5. Keep spirits high. Let’s take care of each other.
The feeling of uncertainty, panic and fear can have a severe impact on the mental health of your workforce. Now is the time for compassion, reassurance and teamwork. Support your colleagues, and check-in regularly. Isolation can be very tough, however through transparency, clear communication and community, this time can be less of a struggle. Indeed, this is a situation that can bring out great leadership, creativity and team unity.
6. Social Distancing and #flattenthecurve.

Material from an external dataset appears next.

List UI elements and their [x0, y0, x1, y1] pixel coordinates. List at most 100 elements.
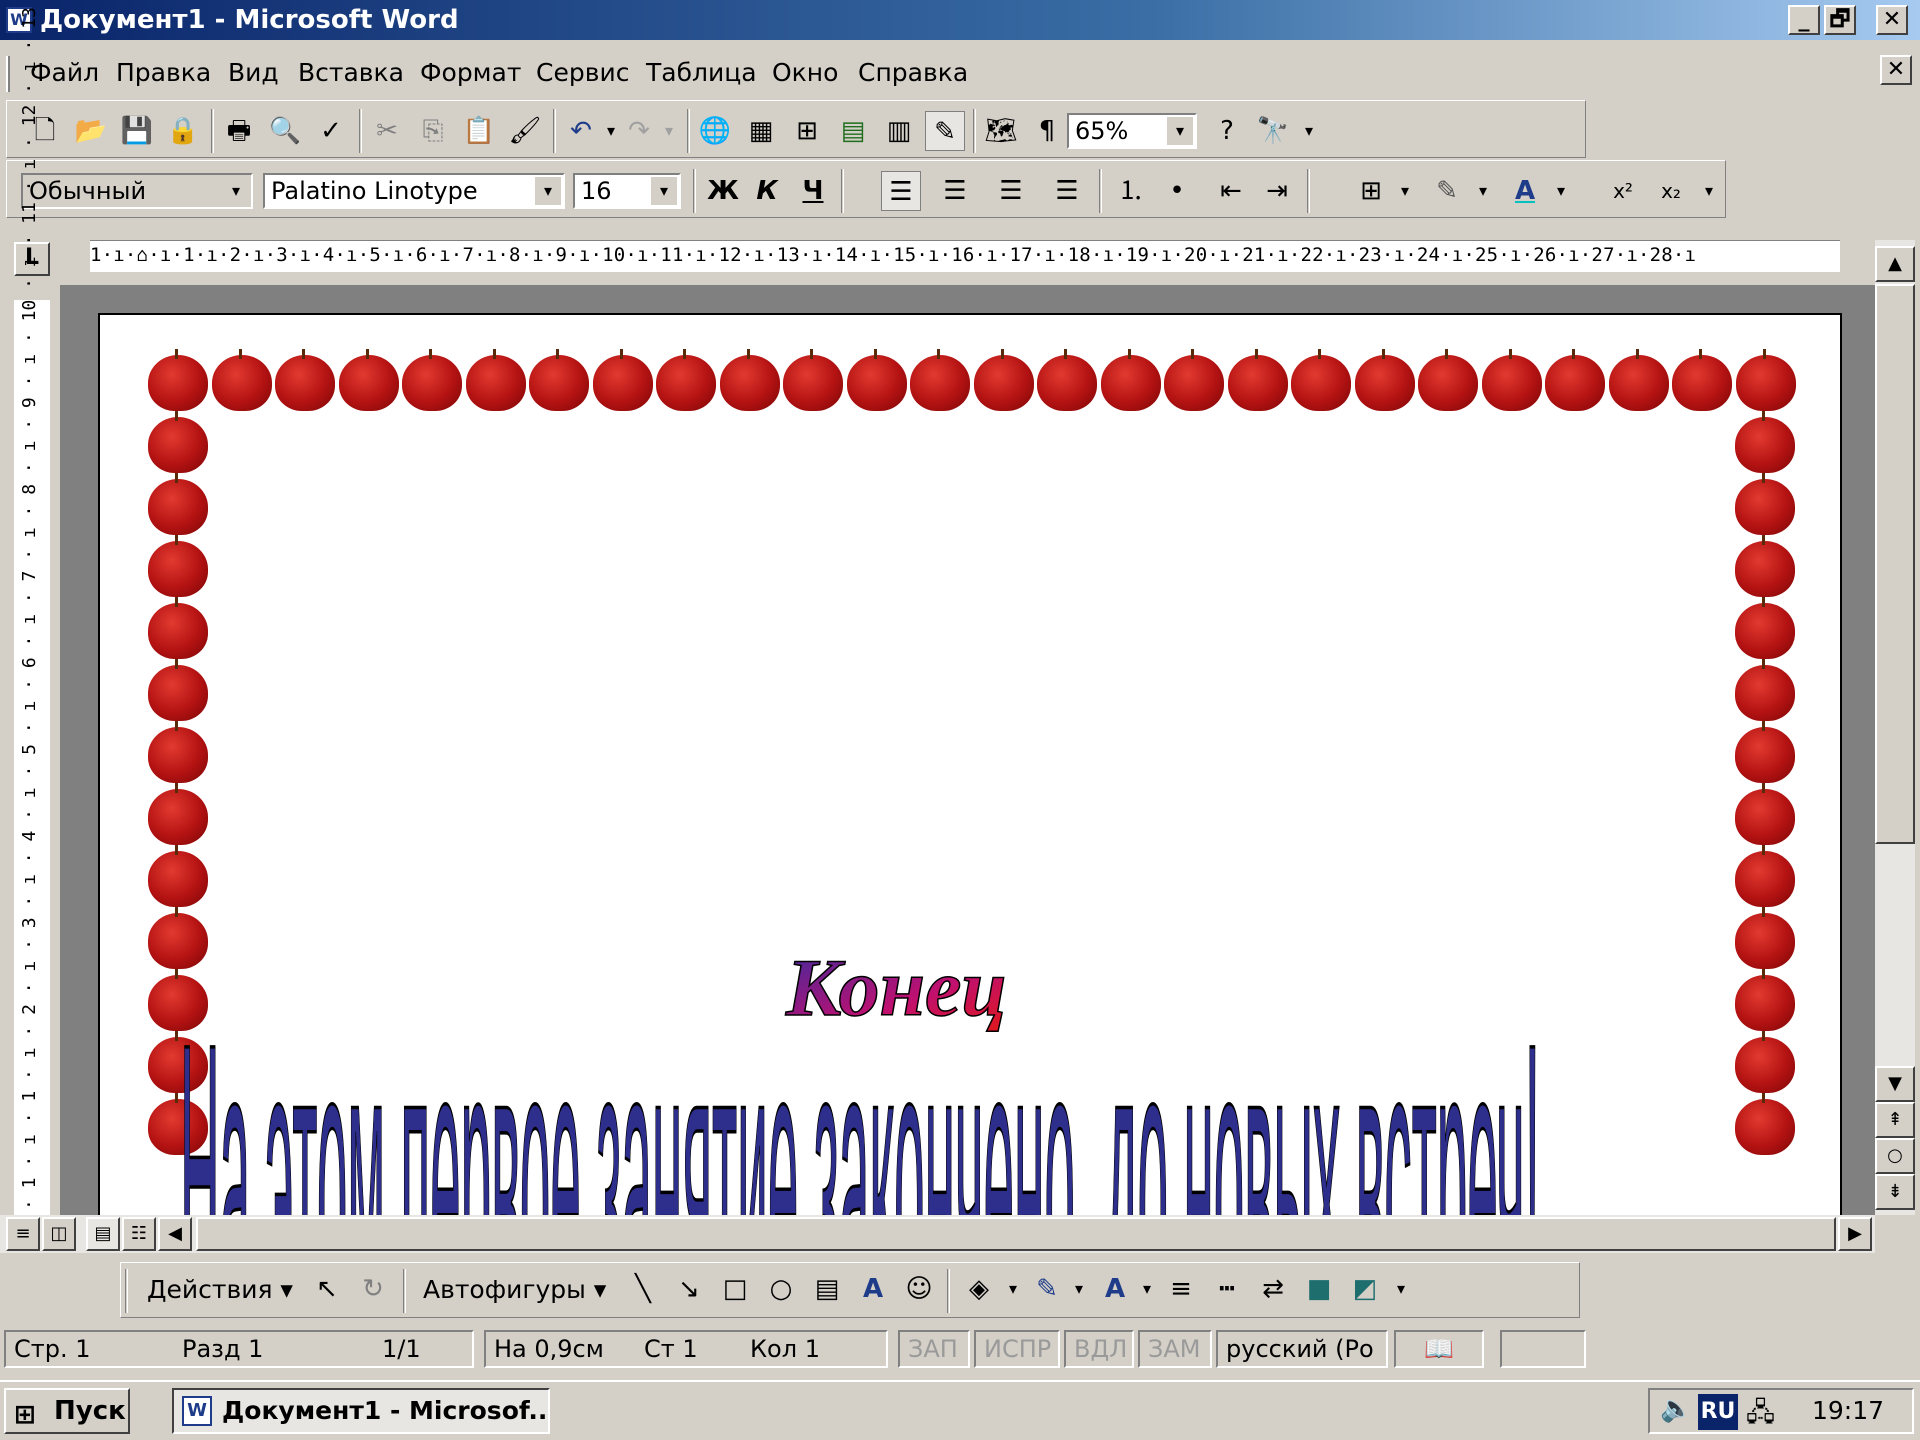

The concept has come about to emphasise the importance of social distancing as we face COVID-19 as a global community. Flattening the Curve (see graph below) refers to the concept of minimising pressure on the health system, by delaying the spread of the virus from person to person. And we do this through social distancing. The objective of which is to reduce the probabilities of contact between persons carrying an infection, and others who are not infected. Limit social gatherings, face-time family and friends and keep socialising to a minimum so that we can slow down the spread of COVID-19.
Remember, we are all in this together and now is the time to employ community thinking in the workforce.
“Our choices affect everyone around us, there is no such thing as individual risk or individual wellness. This is the ultimate reminder that we are inextricably connected to each other. Turning away from collective action right now – as tempting as it is – will only generate more pain” (Author, Brene Brown).